Working Memory, Attention and Rest
We have shown that adolescents with narcolepsy have altered resting state brain dynamics. Compared to healthy controls, they are less likely to stay in a specific brain microstate, related to the default mode network, which is active when the brain is at wakeful rest. We concluded that narcolepsy might be accompanied with a disruption in the default mode network that is disease specific. This conclusion was supported by our second study where we investigated working memory function.
Many patients with narcolepsy complain about subjective working memory problems, but research has not found objective evidence. In our study, we neither found signs of working memory performance deficits nor specific brain dysfunction related to working memory. However, we did find an imbalance in cognitive resources manifested by decreased activation of the default mode network. This is pointing to a dysregulation within the sustained attention system, which could be the origin behind self-reported cognitive difficulties in narcolepsy.
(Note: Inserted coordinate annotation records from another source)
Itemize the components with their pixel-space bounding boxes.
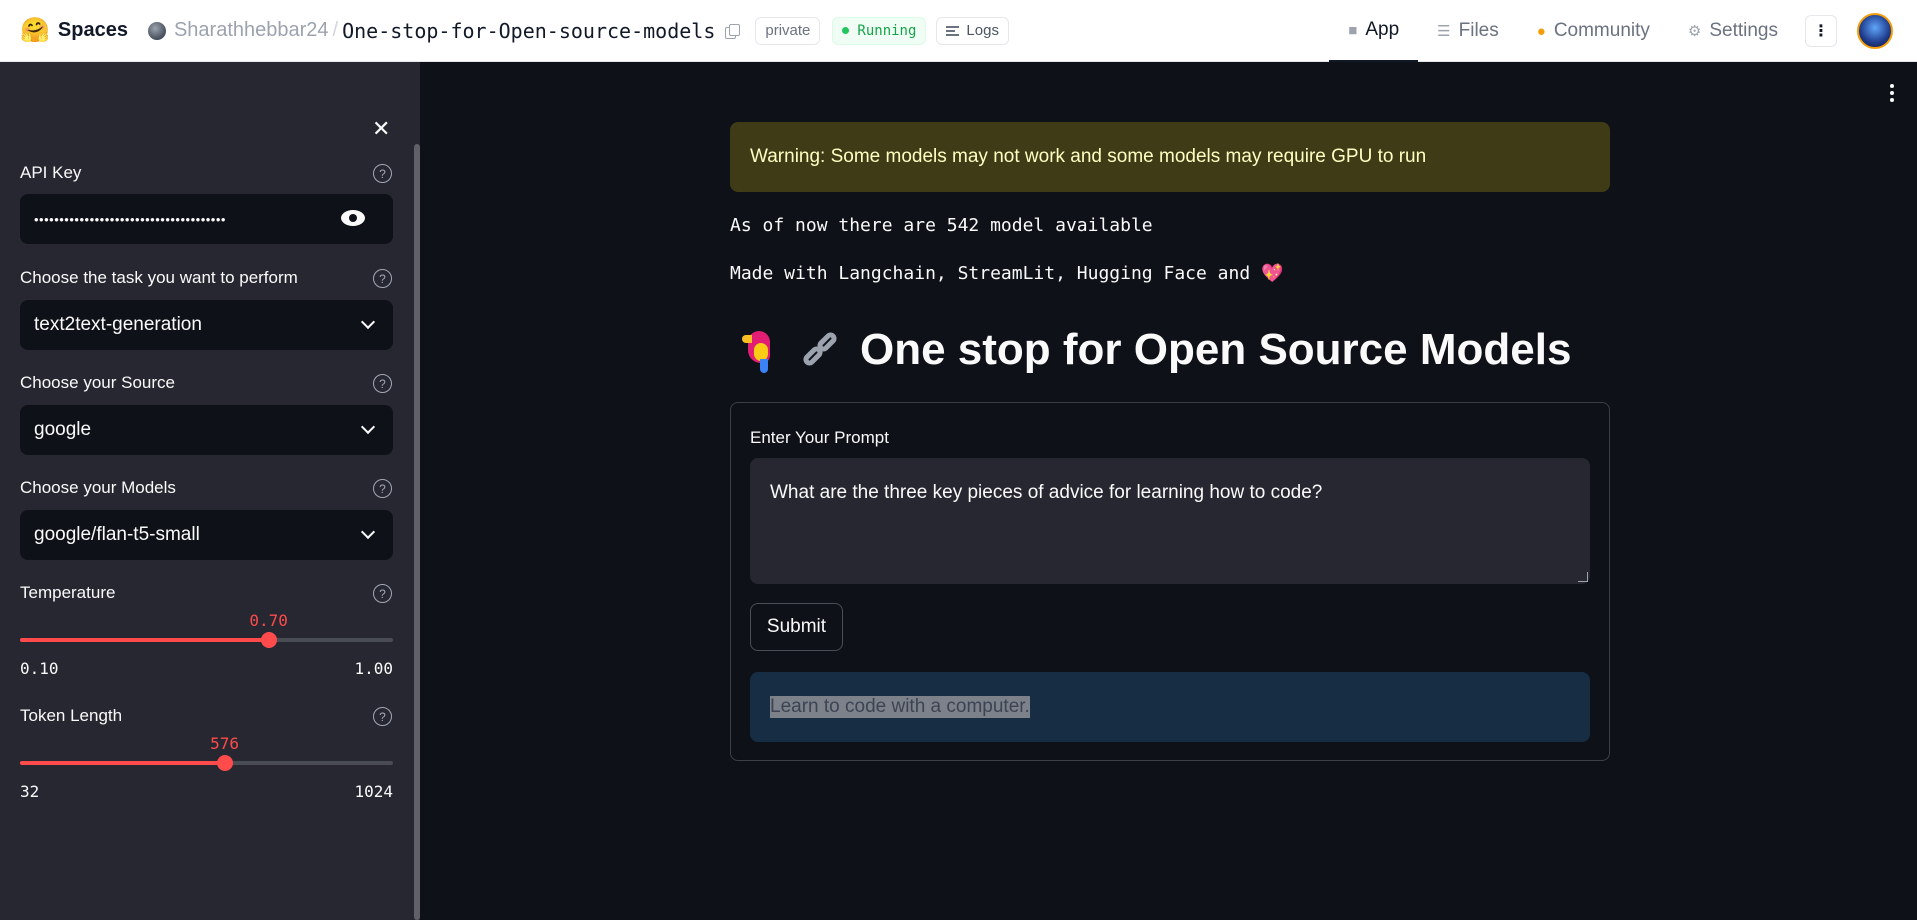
temperature-max: 1.00	[354, 659, 393, 678]
token-length-slider[interactable]	[20, 755, 393, 771]
sidebar: ✕ API Key ? ••••••••••••••••••••••••••••…	[0, 62, 420, 920]
prompt-label: Enter Your Prompt	[750, 428, 889, 447]
help-icon[interactable]: ?	[373, 164, 392, 183]
tab-label: Files	[1458, 20, 1499, 41]
help-icon[interactable]: ?	[373, 584, 392, 603]
link-icon	[798, 328, 842, 372]
parrot-icon	[738, 325, 782, 375]
token-length-label: Token Length	[20, 706, 123, 725]
help-icon[interactable]: ?	[373, 374, 392, 393]
owner-avatar[interactable]	[147, 21, 166, 40]
token-length-min: 32	[20, 782, 40, 801]
logs-label: Logs	[966, 22, 999, 39]
sidebar-scrollbar[interactable]	[414, 144, 420, 920]
copy-icon[interactable]	[725, 23, 741, 39]
eye-icon[interactable]	[341, 210, 365, 226]
api-key-input[interactable]: ••••••••••••••••••••••••••••••••••••••	[20, 194, 393, 244]
temperature-slider-thumb[interactable]	[260, 632, 277, 648]
source-label: Choose your Source	[20, 373, 175, 392]
repo-name[interactable]: One-stop-for-Open-source-models	[342, 19, 715, 43]
task-label: Choose the task you want to perform	[20, 268, 298, 287]
help-icon[interactable]: ?	[373, 269, 392, 288]
heart-icon: 💖	[1261, 263, 1284, 284]
gear-icon: ⚙	[1687, 23, 1702, 40]
chevron-down-icon	[360, 419, 376, 435]
token-length-max: 1024	[354, 782, 393, 801]
user-avatar[interactable]	[1857, 13, 1893, 49]
result-text: Learn to code with a computer.	[770, 696, 1030, 718]
temperature-value: 0.70	[249, 611, 288, 630]
api-key-label: API Key	[20, 163, 82, 182]
community-icon: ●	[1536, 22, 1546, 40]
status-badge[interactable]: Running	[832, 16, 927, 45]
result-box: Learn to code with a computer.	[750, 672, 1590, 742]
temperature-slider-fill	[20, 638, 269, 642]
tab-settings[interactable]: ⚙ Settings	[1669, 0, 1797, 62]
made-with-line: Made with Langchain, StreamLit, Hugging …	[730, 263, 1283, 284]
task-value: text2text-generation	[34, 314, 202, 335]
status-label: Running	[857, 22, 917, 39]
models-label: Choose your Models	[20, 478, 176, 497]
page-title: One stop for Open Source Models	[730, 325, 1571, 375]
help-icon[interactable]: ?	[373, 479, 392, 498]
space-nav: ■ App ☰ Files ● Community ⚙ Settings ⋮	[1329, 0, 1917, 62]
chevron-down-icon	[360, 314, 376, 330]
logs-button[interactable]: Logs	[936, 16, 1009, 45]
temperature-min: 0.10	[20, 659, 59, 678]
main-menu-icon[interactable]	[1890, 84, 1894, 102]
logs-icon	[946, 25, 960, 36]
tab-files[interactable]: ☰ Files	[1418, 0, 1518, 62]
help-icon[interactable]: ?	[373, 707, 392, 726]
models-select[interactable]: google/flan-t5-small	[20, 510, 393, 560]
status-dot-icon	[842, 27, 850, 34]
warning-banner: Warning: Some models may not work and so…	[730, 122, 1610, 192]
tab-label: App	[1365, 19, 1400, 40]
token-length-slider-thumb[interactable]	[216, 755, 233, 771]
models-value: google/flan-t5-small	[34, 524, 200, 545]
prompt-value: What are the three key pieces of advice …	[770, 482, 1323, 503]
token-length-value: 576	[210, 734, 239, 753]
chevron-down-icon	[360, 524, 376, 540]
owner-link[interactable]: Sharathhebbar24	[174, 19, 329, 42]
breadcrumb-separator: /	[332, 19, 339, 41]
prompt-textarea[interactable]: What are the three key pieces of advice …	[750, 458, 1590, 584]
warning-text: Warning: Some models may not work and so…	[750, 146, 1427, 167]
prompt-form: Enter Your Prompt What are the three key…	[730, 402, 1610, 761]
model-count-text: As of now there are 542 model available	[730, 215, 1153, 236]
page-title-text: One stop for Open Source Models	[860, 325, 1572, 374]
made-with-text: Made with Langchain, StreamLit, Hugging …	[730, 263, 1251, 284]
spaces-link[interactable]: Spaces	[58, 19, 128, 42]
tab-label: Settings	[1709, 20, 1778, 41]
source-select[interactable]: google	[20, 405, 393, 455]
more-options-button[interactable]: ⋮	[1805, 15, 1837, 47]
resize-handle-icon[interactable]	[1578, 572, 1588, 582]
token-length-slider-fill	[20, 761, 225, 765]
temperature-slider[interactable]	[20, 632, 393, 648]
tab-label: Community	[1553, 20, 1650, 41]
hf-topbar: 🤗 Spaces Sharathhebbar24 / One-stop-for-…	[0, 0, 1917, 62]
cube-icon: ■	[1348, 21, 1358, 39]
tab-community[interactable]: ● Community	[1518, 0, 1669, 62]
visibility-badge: private	[755, 16, 821, 45]
hugging-face-logo-icon[interactable]: 🤗	[20, 16, 50, 45]
submit-button[interactable]: Submit	[750, 603, 843, 651]
task-select[interactable]: text2text-generation	[20, 300, 393, 350]
source-value: google	[34, 419, 92, 440]
files-icon: ☰	[1437, 23, 1451, 40]
api-key-value: ••••••••••••••••••••••••••••••••••••••	[34, 211, 226, 227]
close-sidebar-icon[interactable]: ✕	[372, 116, 390, 142]
temperature-label: Temperature	[20, 583, 116, 602]
tab-app[interactable]: ■ App	[1329, 0, 1419, 62]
Differences in Fat Distribution
Body muscle and fat visualization. The left image shows segmented tight muscles and the right image shows belly fat where inner fat is red and subcutaneous fat is blue.
In line with previous reports we recently showed that that narcolepsy patients had more belly fat compared to their healthy controls (Fig. 1). However, we also found that they had lower ratio between inner fat and total belly fat indicating a relative increase of subcutaneous fat. This relationship between inner and subcutaneous fat has been associated with a lower risk for metabolic disease.
Quantitative MRI of the Brain Stem
Structural anomaly in the brain stem's reticular formation in narcolepsy. A) Lower R2 in the brain stem in narcolepsy. B) Mean R2 in all participants. C) Average difference in R2 between narcolepsy patients and healthy peers. D) The significance of the R2 difference. E) Functional connectivity related to the orexin network.
Preliminary data (submitted manuscript) from quantitative MRI show structural changes in the brain stem's reticular formation in patients with narcolepsy. Figures 2A–D show areas with lower R2 relaxation rate, a finding that could be related to lower levels of neuromelanin in the locus coeruleus of narcolepsy patients. We also observed that the R2 deviant region was functionally connected to the cerebellum and the thalamus together with other subcortical areas involved in the orexin network (Fig. 2E).